WSHR
- Lake Ronkonkoma, New York; United States;
- Broadcast area: Long Island
- Frequency: 91.9 MHz
- Branding: 91.9 The Arrow

Programming
- Language: English
- Format: Contemporary hit radio

Ownership
- Owner: Sachem School District; (Sachem Central School District Holbrook);

History
- First air date: 1968; 58 years ago
- Call sign meaning: Sachem High School Radio

Technical information
- Licensing authority: FCC
- Facility ID: 4169
- Class: A
- ERP: 6,000 watts
- HAAT: 54 meters (177 ft)
- Transmitter coordinates: 40°50′08.0″N 73°05′57.4″W﻿ / ﻿40.835556°N 73.099278°W

Links
- Public license information: Public file; LMS;

= WSHR =

WSHR (91.9 FM, "91.9 The Arrow") is a radio station licensed to Lake Ronkonkoma, New York. The station is owned by the Sachem School District and operates with assistance from a grant by the U.S. Department of Education. It broadcasts out of both Sachem High School East and Sachem High School North. This school district owned radio station can be heard throughout central and western Suffolk County and parts of Nassau County.
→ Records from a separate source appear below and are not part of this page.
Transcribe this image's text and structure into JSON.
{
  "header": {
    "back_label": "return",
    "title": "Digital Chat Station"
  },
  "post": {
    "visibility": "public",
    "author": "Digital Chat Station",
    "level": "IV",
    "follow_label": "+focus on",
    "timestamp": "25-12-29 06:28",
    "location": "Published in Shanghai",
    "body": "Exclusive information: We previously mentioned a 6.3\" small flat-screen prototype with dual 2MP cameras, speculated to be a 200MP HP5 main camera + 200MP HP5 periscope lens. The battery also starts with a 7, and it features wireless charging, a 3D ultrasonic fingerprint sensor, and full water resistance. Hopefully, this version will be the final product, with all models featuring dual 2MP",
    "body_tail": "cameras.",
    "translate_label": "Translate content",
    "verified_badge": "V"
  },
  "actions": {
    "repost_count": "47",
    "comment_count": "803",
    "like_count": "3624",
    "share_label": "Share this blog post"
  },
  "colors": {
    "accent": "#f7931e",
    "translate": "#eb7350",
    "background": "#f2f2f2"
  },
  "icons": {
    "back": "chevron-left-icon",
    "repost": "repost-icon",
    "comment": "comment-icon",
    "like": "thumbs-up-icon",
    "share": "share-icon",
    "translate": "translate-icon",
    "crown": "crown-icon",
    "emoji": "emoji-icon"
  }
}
This makes The Arrow the largest educational radio station in the Northeast United States.

On May 28, 2010, WSHR switched formats from a jazz and variety mix to contemporary hit radio as "91.9 The Arrow." However, jazz is still played on Sundays. The station also broadcasts basketball and football games for both Sachem North and Sachem East.